Ready to fight again
They said they managed to speak to at least nine former Tamil Tiger rebels who have been under “rehabilitation” and that they were “ready to take up arms again if the conditions under which Tamils have to live in the North and the East continued into the year ahead”.
“They said even though, they have no organisation and the Tamil Tigers or LTTE infrastructure that ran much of the north and east of the country for many years till the end of the war in May 2009 does not exist anymore, they still maintain that they would look to fight again without the support of the leadership and without Velupillai Prabhakaran,” Philip said.
“That spoke volumes of the state of despair that a lot of Tamils are still living in,” he said, adding that the victims were mainly expecting an international investigation.
He said that the ex-Tamil Tiger rebels have expressed willingness to face any such international investigation, which in contrast, was not the case for the Tamil Tiger leadership in the past. They refute liability on their side in the past.
Scared to talk
Commenting on her take on the plight of the people they have met, Olivia said that they were “very scared of the authorities, very careful of what they want to say and that’s why we also have to be careful in what we say about what we saw there”.
“The people are still in danger for meeting us and that says a lot about the state of the country at the moment,” she said.

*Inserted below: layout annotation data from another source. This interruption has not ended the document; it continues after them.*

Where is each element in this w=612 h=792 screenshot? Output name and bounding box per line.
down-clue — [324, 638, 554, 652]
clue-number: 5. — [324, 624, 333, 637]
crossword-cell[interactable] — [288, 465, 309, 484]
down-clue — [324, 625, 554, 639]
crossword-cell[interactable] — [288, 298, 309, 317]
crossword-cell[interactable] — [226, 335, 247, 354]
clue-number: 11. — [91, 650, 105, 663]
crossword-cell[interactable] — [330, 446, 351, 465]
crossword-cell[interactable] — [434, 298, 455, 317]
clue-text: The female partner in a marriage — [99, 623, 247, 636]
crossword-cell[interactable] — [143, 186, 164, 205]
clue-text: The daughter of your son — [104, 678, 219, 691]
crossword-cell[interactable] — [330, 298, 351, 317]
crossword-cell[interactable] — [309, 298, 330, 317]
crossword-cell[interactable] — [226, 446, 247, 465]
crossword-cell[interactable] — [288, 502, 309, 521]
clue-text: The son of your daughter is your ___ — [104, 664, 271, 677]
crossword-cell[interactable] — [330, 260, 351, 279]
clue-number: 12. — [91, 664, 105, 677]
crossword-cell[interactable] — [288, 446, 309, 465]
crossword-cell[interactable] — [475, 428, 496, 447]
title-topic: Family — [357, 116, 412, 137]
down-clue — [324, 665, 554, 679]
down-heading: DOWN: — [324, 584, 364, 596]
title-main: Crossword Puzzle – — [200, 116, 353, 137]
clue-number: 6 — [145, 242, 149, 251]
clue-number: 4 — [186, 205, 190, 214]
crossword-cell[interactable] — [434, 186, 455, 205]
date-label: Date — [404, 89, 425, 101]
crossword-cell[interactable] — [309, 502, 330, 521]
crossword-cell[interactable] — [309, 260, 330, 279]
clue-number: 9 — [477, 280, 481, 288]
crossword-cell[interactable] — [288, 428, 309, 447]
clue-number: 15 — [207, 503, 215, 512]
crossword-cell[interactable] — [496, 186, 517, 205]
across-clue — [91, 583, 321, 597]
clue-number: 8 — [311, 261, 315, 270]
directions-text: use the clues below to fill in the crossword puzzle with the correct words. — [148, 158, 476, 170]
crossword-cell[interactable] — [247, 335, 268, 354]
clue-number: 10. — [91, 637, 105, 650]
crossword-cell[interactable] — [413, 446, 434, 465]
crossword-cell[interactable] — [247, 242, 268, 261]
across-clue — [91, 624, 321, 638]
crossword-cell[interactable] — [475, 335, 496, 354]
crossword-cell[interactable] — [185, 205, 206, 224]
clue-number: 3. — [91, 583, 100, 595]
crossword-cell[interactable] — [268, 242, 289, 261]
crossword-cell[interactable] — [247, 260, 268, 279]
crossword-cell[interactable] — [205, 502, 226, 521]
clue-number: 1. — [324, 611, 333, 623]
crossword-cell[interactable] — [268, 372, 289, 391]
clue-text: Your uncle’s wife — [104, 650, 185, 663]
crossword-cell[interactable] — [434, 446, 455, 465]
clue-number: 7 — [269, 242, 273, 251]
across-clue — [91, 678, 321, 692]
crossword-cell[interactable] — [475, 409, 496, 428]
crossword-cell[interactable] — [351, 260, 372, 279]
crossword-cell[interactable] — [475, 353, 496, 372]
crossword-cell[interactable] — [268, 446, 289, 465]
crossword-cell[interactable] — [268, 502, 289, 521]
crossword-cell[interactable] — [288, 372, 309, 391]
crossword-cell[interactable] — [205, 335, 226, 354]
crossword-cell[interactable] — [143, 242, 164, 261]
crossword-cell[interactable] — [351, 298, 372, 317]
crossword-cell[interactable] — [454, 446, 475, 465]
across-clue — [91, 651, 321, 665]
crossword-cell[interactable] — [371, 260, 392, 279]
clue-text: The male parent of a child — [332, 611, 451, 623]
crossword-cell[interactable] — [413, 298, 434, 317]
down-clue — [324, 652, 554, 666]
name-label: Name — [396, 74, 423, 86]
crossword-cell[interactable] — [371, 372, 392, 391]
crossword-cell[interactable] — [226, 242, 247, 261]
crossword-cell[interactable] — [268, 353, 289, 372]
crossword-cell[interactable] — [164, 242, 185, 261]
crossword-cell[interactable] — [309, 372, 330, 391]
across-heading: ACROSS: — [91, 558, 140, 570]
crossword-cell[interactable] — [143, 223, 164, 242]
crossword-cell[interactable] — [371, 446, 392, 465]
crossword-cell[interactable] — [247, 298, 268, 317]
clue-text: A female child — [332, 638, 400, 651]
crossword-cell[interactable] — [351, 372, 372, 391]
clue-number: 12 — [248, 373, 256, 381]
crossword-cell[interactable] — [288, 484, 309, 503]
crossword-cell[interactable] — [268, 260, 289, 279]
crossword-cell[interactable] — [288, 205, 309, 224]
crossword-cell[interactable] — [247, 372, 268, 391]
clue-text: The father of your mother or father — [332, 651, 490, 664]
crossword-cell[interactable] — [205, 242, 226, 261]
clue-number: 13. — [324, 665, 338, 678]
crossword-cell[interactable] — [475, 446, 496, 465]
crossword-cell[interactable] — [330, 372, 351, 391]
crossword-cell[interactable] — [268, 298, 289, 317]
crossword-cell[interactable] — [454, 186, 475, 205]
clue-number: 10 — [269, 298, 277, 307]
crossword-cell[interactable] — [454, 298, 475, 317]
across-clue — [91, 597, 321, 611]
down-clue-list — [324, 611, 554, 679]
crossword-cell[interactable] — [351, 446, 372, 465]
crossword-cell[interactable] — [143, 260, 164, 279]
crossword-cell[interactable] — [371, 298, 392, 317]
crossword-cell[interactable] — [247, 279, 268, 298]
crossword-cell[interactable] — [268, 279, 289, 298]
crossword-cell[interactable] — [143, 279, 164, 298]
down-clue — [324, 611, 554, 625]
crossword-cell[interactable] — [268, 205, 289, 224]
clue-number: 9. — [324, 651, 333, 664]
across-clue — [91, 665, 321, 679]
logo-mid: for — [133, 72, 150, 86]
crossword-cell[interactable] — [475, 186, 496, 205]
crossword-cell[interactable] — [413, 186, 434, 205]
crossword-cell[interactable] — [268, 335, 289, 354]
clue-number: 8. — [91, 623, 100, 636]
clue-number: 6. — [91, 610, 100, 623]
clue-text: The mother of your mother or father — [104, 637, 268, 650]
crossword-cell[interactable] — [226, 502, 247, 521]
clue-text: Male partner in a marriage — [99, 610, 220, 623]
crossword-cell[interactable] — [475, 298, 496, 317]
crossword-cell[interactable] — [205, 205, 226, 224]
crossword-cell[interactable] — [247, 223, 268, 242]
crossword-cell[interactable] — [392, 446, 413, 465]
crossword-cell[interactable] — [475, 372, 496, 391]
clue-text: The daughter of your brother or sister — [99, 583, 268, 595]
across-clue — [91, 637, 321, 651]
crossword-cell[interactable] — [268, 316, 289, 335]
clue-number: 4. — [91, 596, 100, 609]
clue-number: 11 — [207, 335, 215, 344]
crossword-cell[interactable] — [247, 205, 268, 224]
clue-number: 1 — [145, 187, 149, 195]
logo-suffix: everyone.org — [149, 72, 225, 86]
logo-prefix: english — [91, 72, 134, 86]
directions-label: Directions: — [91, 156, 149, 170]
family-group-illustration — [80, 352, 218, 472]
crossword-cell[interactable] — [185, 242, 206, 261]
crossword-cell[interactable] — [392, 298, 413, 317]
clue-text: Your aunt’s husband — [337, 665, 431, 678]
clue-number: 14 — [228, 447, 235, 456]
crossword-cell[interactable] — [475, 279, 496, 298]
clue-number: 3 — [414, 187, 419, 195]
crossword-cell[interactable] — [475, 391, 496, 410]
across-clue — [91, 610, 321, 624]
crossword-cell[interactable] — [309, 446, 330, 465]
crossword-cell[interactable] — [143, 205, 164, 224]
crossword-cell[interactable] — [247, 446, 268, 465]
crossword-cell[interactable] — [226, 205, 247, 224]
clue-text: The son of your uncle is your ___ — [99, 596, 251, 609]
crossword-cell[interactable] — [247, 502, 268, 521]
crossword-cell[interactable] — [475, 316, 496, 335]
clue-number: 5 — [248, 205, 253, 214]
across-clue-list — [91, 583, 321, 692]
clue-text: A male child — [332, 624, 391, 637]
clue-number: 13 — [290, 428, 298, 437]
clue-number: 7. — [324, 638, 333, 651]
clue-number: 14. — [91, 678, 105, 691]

“What happened to us and what we have been told that keeps happening to reporters who dig a little bit, who criticise the government little bit, show clearly that there has been a culture of impunity for a long time. Justice is something that we are used to in the west. We have a procedure. We can pursue people who do wrong to us but that does not exist in Sri Lanka,” Philip said.
Quoting various Human Rights reports including the one that was released last week, Philip said that there were hundreds of cases of torture, kidnap and murder by the Sri Lankan police.
“It is not going anywhere, nobody is looking at it. Nobody does anything about it and nobody takes it seriously. The culture of impunity is the biggest danger for a long lasting peace in Sri Lanka now,” said Netherlands journalist who has faced a very strange experience in Sri Lanka.